INDYCAR, as a series, has lost Panther Racing, Dreyer & Reinbold Racing, Conquest Racing, HVM and Dragon Racing as full-time teams just in the last five years since the introduction of the Dallara DW12 chassis.

Conquest and HVM had each had a stint aligned with Andretti Autosport for one of its four entries; meanwhile Bryan Herta’s team has continued only as part of Andretti Autosport. Carpenter’s team is back to just ECR, as Sarah Fisher and Wink Hartman’s tenure as owners has also ended.

KV’s history runs deeper than you might realize. The team that’s been through nearly as many iterations as drivers, paint schemes and chassis the last decade or so actually has its origins dating back to the 1990s as the PacWest Racing Group, run by Bruce McCaw.

In 2002, PacWest - as the renamed PWR Championship Racing - ceased operations and it left a then-unheralded New Zealander named Scott Dixon sidelined, with Dixon rescued only by Toyota and Ganassi later that summer. Oriol Servia was also left out in the cold.

Its assets transferred to the renamed PK Racing in 2003, run at the time by Kevin Kalkhoven, then CART’s series savior and Jacques Villeneuve’s longtime manager Craig Pollack.

Down the line it’s been renamed as PKV Racing, with Jimmy Vasser (the V) and Dan Pettit (the P) as co-owners. Pettit then forged ahead with Kalkhoven’s other Champ Car business partner Gerry Forsythe, while the KV name rolled along and switched to KV Racing Technology. Cristiano da Matta (2005, Portland) and Will Power (2008, Long Beach) won races for the team.

The KVRT team moved into IndyCar as part of the Champ Car/IndyCar merger in 2008. James “Sulli” Sullivan entered into the equation by 2013 after toe-in-the-water efforts on his own with Dreyer & Reinbold in 2011; and by 2013, the renamed KVSH Racing entry for Tony Kanaan had won that year’s Indianapolis 500, quite an achievement.

The second and third KV cars had become something of a round-robin in recent years. Kanaan helped bring Rubens Barrichello into IndyCar in 2012 but that was only for one year. Simona de Silvestro and her management team joined up in 2013; Sebastian Saavedra and his de facto “racing father,” Gary Peterson, of AFS Racing joined up in 2014. Stefano Coletti was a KVRT-only second car in 2015, and this year, Stefan Wilson (KVRT only) and Matthew Brabham (PIRTEK Team Murray, in a KVRT technical alliance) were added for the Indianapolis 500.

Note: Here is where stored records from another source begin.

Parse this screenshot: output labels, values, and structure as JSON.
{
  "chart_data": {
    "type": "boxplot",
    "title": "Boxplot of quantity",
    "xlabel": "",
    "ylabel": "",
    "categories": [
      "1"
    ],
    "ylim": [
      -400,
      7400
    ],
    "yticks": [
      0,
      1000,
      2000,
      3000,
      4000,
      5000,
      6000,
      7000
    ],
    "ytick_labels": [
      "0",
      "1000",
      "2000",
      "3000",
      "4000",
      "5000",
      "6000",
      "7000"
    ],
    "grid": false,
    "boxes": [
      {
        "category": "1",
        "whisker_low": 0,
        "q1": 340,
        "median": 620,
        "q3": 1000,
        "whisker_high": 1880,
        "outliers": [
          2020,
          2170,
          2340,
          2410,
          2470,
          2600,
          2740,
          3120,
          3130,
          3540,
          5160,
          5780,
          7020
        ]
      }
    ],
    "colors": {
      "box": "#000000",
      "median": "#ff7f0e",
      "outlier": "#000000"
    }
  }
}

Once Kanaan moved to Ganassi in 2014, Bourdais came to KV, under the KVSH banner. After two years of overachieving in the midfield, Bourdais and the team barely made the grid in 2016, and Bourdais explored greener pastures for 2017.

The team, which has now rebranded its social channels as KV Racing Technology once again and reduced to a skeleton crew, is hanging on by a thread. “Sulli,” whose SH branding is now not part of that, has worked harder than most people realize to have procured the HYDROXYCUT sponsorship that’s been on the car the last several years.

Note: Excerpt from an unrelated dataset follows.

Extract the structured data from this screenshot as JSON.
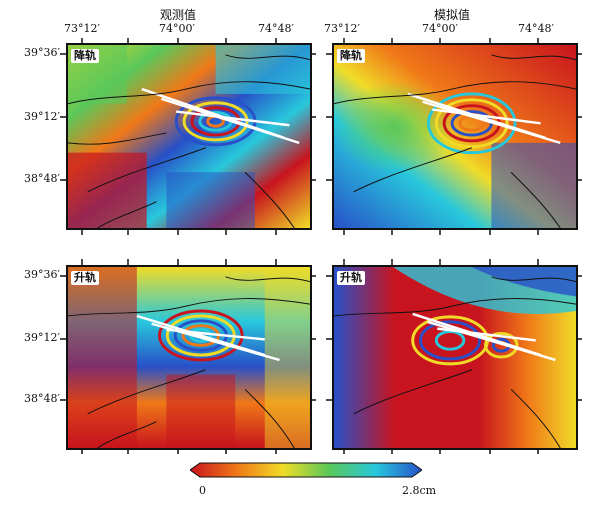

Other teams like Coyne’s for instance endured a couple-year period of barely surviving, but have come out stronger the other side.

If a deal can be struck between Maldonado and KV to keep the team on the grid and avoid a 20-plus year history of an organization joining the above list of former IndyCar teams, it’s worth whatever the potential bill for replacement parts at Dallara might be.